Under the plan, which expires next June 8, existing shareholders gain the right to purchase shares at a discount “if any entity, person or group acquires beneficial ownership of 10 per cent” of Zymeworks shares, or if certain unspecified “passive investors” gain 20 per cent of the stock. This would make a takeover costlier or more complicated for a buyer.

The move appears to be a response to All Blue’s efforts to rally existing Zymeworks investors to support its unsolicited, non-binding US$10.50-a-share takeover proposal. Zymeworks last month rejected the proposal, which values the company at US$773-million. Its stock closed down 4.2 per cent Friday at US$6.12 a share on the New York Stock Exchange.

The company said in its news release that, since less than 10 per cent of its stock is held by Canadian shareholders, any formal offer would be governed by U.S. securities laws, which give greater latitude to public companies to fend off unwanted bids than laws in Canada.

“It’s unfortunate that the board has spent shareholder capital putting together a rights plan to defend against All Blue’s proposition,” said Matt Novak, the Canadian-born managing director of All Blue, an arm of All Blue Capital. “Our proposal would have provided significant shareholder value, and instead only achieved the objective of prolonging a potential acquisition battle by way of a proxy fight, particularly in a market where biotechnology has had an accelerated valuation reset.” All Blue has yet to launch a formal bid.

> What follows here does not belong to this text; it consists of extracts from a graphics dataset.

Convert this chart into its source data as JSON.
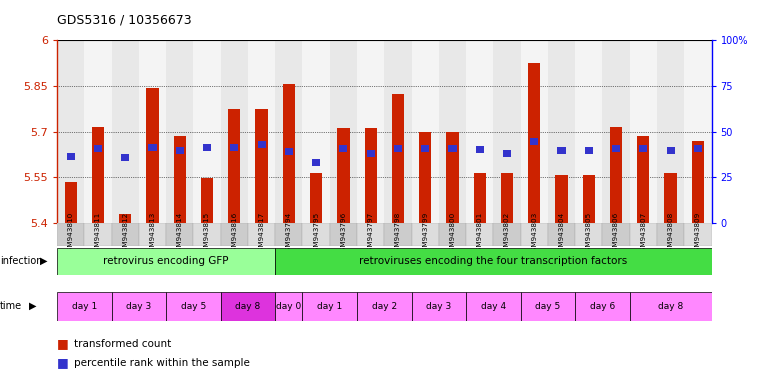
{
  "title": "GDS5316 / 10356673",
  "samples": [
    "GSM943810",
    "GSM943811",
    "GSM943812",
    "GSM943813",
    "GSM943814",
    "GSM943815",
    "GSM943816",
    "GSM943817",
    "GSM943794",
    "GSM943795",
    "GSM943796",
    "GSM943797",
    "GSM943798",
    "GSM943799",
    "GSM943800",
    "GSM943801",
    "GSM943802",
    "GSM943803",
    "GSM943804",
    "GSM943805",
    "GSM943806",
    "GSM943807",
    "GSM943808",
    "GSM943809"
  ],
  "bar_values": [
    5.535,
    5.715,
    5.43,
    5.843,
    5.685,
    5.548,
    5.775,
    5.775,
    5.855,
    5.565,
    5.71,
    5.71,
    5.825,
    5.7,
    5.7,
    5.565,
    5.565,
    5.925,
    5.558,
    5.558,
    5.715,
    5.685,
    5.565,
    5.67
  ],
  "blue_values": [
    5.618,
    5.645,
    5.615,
    5.648,
    5.638,
    5.648,
    5.648,
    5.658,
    5.635,
    5.598,
    5.645,
    5.628,
    5.645,
    5.645,
    5.645,
    5.64,
    5.628,
    5.668,
    5.638,
    5.638,
    5.645,
    5.645,
    5.638,
    5.645
  ],
  "y_min": 5.4,
  "y_max": 6.0,
  "y_ticks": [
    5.4,
    5.55,
    5.7,
    5.85,
    6.0
  ],
  "y_tick_labels": [
    "5.4",
    "5.55",
    "5.7",
    "5.85",
    "6"
  ],
  "right_y_ticks": [
    0,
    25,
    50,
    75,
    100
  ],
  "right_y_labels": [
    "0",
    "25",
    "50",
    "75",
    "100%"
  ],
  "bar_color": "#cc2200",
  "blue_color": "#3333cc",
  "infection_groups": [
    {
      "label": "retrovirus encoding GFP",
      "start": 0,
      "end": 7,
      "color": "#99ff99"
    },
    {
      "label": "retroviruses encoding the four transcription factors",
      "start": 8,
      "end": 23,
      "color": "#44dd44"
    }
  ],
  "time_groups": [
    {
      "label": "day 1",
      "start": 0,
      "end": 1,
      "color": "#ff88ff"
    },
    {
      "label": "day 3",
      "start": 2,
      "end": 3,
      "color": "#ff88ff"
    },
    {
      "label": "day 5",
      "start": 4,
      "end": 5,
      "color": "#ff88ff"
    },
    {
      "label": "day 8",
      "start": 6,
      "end": 7,
      "color": "#dd33dd"
    },
    {
      "label": "day 0",
      "start": 8,
      "end": 8,
      "color": "#ff88ff"
    },
    {
      "label": "day 1",
      "start": 9,
      "end": 10,
      "color": "#ff88ff"
    },
    {
      "label": "day 2",
      "start": 11,
      "end": 12,
      "color": "#ff88ff"
    },
    {
      "label": "day 3",
      "start": 13,
      "end": 14,
      "color": "#ff88ff"
    },
    {
      "label": "day 4",
      "start": 15,
      "end": 16,
      "color": "#ff88ff"
    },
    {
      "label": "day 5",
      "start": 17,
      "end": 18,
      "color": "#ff88ff"
    },
    {
      "label": "day 6",
      "start": 19,
      "end": 20,
      "color": "#ff88ff"
    },
    {
      "label": "day 8",
      "start": 21,
      "end": 23,
      "color": "#ff88ff"
    }
  ],
  "legend_items": [
    {
      "label": "transformed count",
      "color": "#cc2200"
    },
    {
      "label": "percentile rank within the sample",
      "color": "#3333cc"
    }
  ]
}
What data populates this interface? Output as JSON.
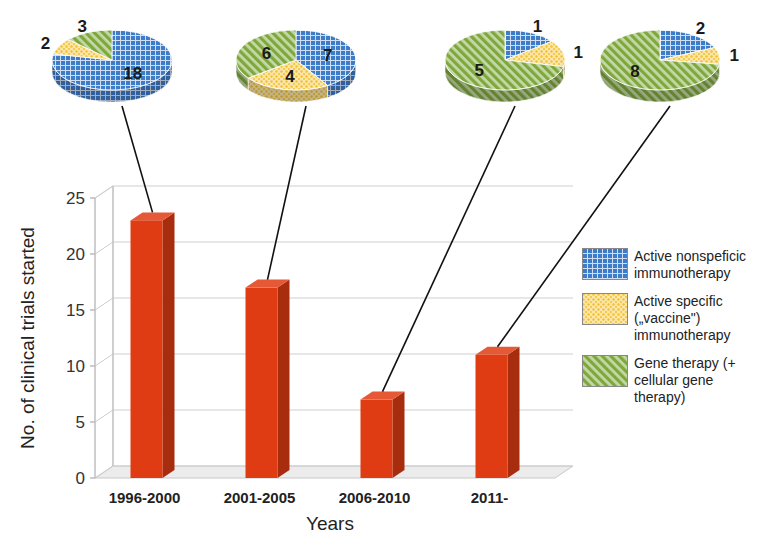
{
  "chart_data": {
    "type": "bar",
    "xlabel": "Years",
    "ylabel": "No. of clinical trials started",
    "categories": [
      "1996-2000",
      "2001-2005",
      "2006-2010",
      "2011-"
    ],
    "values": [
      23,
      17,
      7,
      11
    ],
    "color": "#e03c14",
    "ylim": [
      0,
      25
    ],
    "yticks": [
      0,
      5,
      10,
      15,
      20,
      25
    ],
    "grid": true,
    "legend": "right",
    "series": [
      {
        "name": "Active nonspeficic immunotherapy",
        "type": "pie",
        "color": "#3d7cc9",
        "data_labels": true,
        "values": [
          18,
          7,
          1,
          2
        ]
      },
      {
        "name": "Active specific („vaccine\") immunotherapy",
        "type": "pie",
        "color": "#f2c12e",
        "data_labels": true,
        "values": [
          2,
          4,
          1,
          1
        ]
      },
      {
        "name": "Gene therapy (+ cellular gene therapy)",
        "type": "pie",
        "color": "#7fa83c",
        "data_labels": true,
        "values": [
          3,
          6,
          5,
          8
        ]
      }
    ]
  }
}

The unfolding drama follows a tumultuous year for Zymeworks, once Canada’s most valuable drug developer. Its stock price has dropped 90 per cent since early 2021, owing to setbacks related to its two leading drug candidates for fighting cancer and tumours. The company has also been affected by a general swoon in stock prices in the biotech sector.

In January, Zymeworks replaced its chief executive officer and founder, Ali Tehrani, with industry veteran Kenneth Galbraith, who promptly slashed the size of the company’s staff by 25 per cent and raised US$107.5-million in a dilutive offering at $8 a share. The share price had fallen to under $5 before All Blue’s bid surfaced.

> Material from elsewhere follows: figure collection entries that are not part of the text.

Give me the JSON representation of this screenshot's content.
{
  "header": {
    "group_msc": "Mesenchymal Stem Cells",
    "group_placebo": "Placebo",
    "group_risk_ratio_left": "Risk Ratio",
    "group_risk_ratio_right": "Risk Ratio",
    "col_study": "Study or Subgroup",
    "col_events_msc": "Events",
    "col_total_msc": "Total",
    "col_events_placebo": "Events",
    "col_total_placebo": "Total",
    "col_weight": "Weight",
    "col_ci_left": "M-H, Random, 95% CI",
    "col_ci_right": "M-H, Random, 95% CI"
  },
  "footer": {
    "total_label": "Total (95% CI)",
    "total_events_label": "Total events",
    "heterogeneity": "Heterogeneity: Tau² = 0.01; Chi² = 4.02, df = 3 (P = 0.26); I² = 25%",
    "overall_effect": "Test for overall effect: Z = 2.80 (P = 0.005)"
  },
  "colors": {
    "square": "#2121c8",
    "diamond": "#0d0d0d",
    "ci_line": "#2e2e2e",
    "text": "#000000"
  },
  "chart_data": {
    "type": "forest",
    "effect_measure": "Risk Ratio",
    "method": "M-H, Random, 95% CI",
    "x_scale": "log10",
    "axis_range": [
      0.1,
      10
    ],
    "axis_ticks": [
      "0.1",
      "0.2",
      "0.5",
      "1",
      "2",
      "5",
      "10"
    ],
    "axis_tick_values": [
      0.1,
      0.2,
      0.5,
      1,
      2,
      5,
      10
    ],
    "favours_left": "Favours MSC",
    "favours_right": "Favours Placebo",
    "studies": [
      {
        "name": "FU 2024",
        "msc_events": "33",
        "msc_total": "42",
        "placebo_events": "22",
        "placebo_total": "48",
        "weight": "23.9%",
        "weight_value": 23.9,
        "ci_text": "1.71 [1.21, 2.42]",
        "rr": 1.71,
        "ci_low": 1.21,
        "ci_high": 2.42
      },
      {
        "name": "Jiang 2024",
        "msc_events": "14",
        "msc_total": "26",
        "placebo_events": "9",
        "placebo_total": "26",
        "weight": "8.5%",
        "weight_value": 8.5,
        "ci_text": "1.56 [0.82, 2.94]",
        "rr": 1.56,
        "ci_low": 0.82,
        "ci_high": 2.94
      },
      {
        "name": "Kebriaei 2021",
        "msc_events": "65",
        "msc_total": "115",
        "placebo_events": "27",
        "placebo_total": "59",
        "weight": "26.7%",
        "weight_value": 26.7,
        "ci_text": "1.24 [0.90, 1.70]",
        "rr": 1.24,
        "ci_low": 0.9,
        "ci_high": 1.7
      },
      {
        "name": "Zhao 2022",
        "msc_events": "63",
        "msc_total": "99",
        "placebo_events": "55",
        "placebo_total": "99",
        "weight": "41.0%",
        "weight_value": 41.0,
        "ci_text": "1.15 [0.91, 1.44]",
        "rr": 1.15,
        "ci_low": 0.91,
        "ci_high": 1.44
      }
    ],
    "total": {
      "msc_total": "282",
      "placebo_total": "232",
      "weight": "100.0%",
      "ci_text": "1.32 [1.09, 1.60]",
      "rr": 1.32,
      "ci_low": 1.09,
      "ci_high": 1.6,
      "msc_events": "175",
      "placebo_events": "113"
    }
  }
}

Mr. Galbraith has said the bid was timed opportunistically during a period of market torpor and prior to “several important near-term events for the company expected in 2022,″ including publication of key trial data. The bid price is below the US$14.97-per-share strike price on the 500,000 options granted to Mr. Galbraith when he joined, which would be worthless if a deal happened on All Blue’s terms. All Blue owns 6.9 per cent of Zymeworks, according to its most recent regulatory filling.

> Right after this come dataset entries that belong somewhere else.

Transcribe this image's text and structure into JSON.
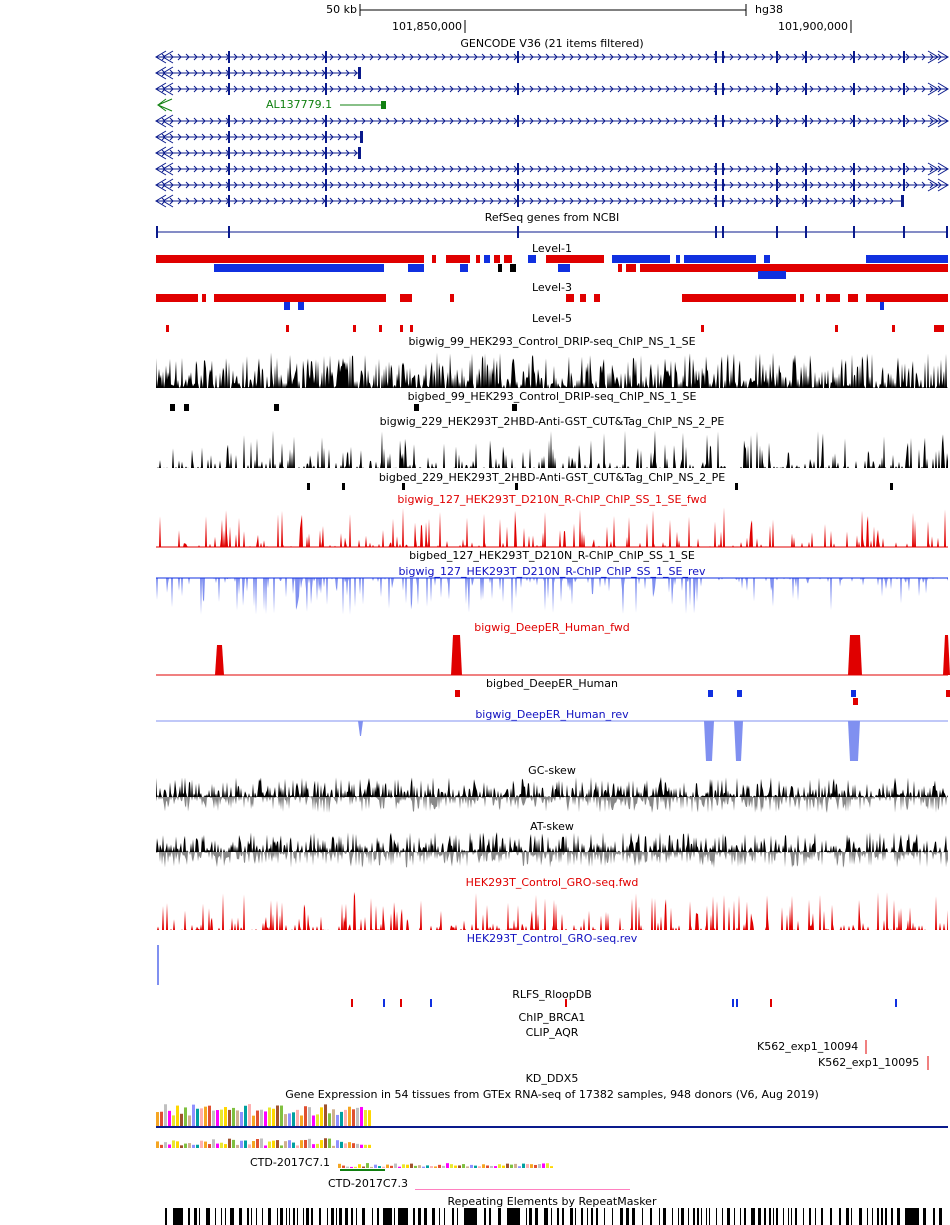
{
  "ruler": {
    "scale": "50 kb",
    "assembly": "hg38",
    "positions": [
      "101,850,000",
      "101,900,000"
    ]
  },
  "tracks": [
    {
      "label": "GENCODE V36 (21 items filtered)"
    },
    {
      "label": "RefSeq genes from NCBI"
    },
    {
      "label": "Level-1"
    },
    {
      "label": "Level-3"
    },
    {
      "label": "Level-5"
    },
    {
      "label": "bigwig_99_HEK293_Control_DRIP-seq_ChIP_NS_1_SE"
    },
    {
      "label": "bigbed_99_HEK293_Control_DRIP-seq_ChIP_NS_1_SE"
    },
    {
      "label": "bigwig_229_HEK293T_2HBD-Anti-GST_CUT&Tag_ChIP_NS_2_PE"
    },
    {
      "label": "bigbed_229_HEK293T_2HBD-Anti-GST_CUT&Tag_ChIP_NS_2_PE"
    },
    {
      "label": "bigwig_127_HEK293T_D210N_R-ChIP_ChIP_SS_1_SE_fwd"
    },
    {
      "label": "bigbed_127_HEK293T_D210N_R-ChIP_ChIP_SS_1_SE"
    },
    {
      "label": "bigwig_127_HEK293T_D210N_R-ChIP_ChIP_SS_1_SE_rev"
    },
    {
      "label": "bigwig_DeepER_Human_fwd"
    },
    {
      "label": "bigbed_DeepER_Human"
    },
    {
      "label": "bigwig_DeepER_Human_rev"
    },
    {
      "label": "GC-skew"
    },
    {
      "label": "AT-skew"
    },
    {
      "label": "HEK293T_Control_GRO-seq.fwd"
    },
    {
      "label": "HEK293T_Control_GRO-seq.rev"
    },
    {
      "label": "RLFS_RloopDB"
    },
    {
      "label": "ChIP_BRCA1"
    },
    {
      "label": "CLIP_AQR"
    },
    {
      "label": "KD_DDX5"
    },
    {
      "label": "Gene Expression in 54 tissues from GTEx RNA-seq of 17382 samples, 948 donors (V6, Aug 2019)"
    },
    {
      "label": "Repeating Elements by RepeatMasker"
    }
  ],
  "features": [
    "AL137779.1",
    "K562_exp1_10094",
    "K562_exp1_10095",
    "CTD-2017C7.1",
    "CTD-2017C7.3"
  ]
}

The poison pill plan gives Mr. Galbraith and the Zymeworks board more time to find an alternative buyer. In the release, the company said the rights plan “does not prevent the board from engaging with parties or accepting an acquisition proposal if the board believes that it is in the best interests of Zymeworks and its shareholders.”

“This action does nothing to hide the reality that the Zymeworks board is determined to entrench itself and not seriously consider our compelling offer,” Mr. Novak said. “We urge Zymeworks shareholders to make it clear to their board that such tactics will fail.”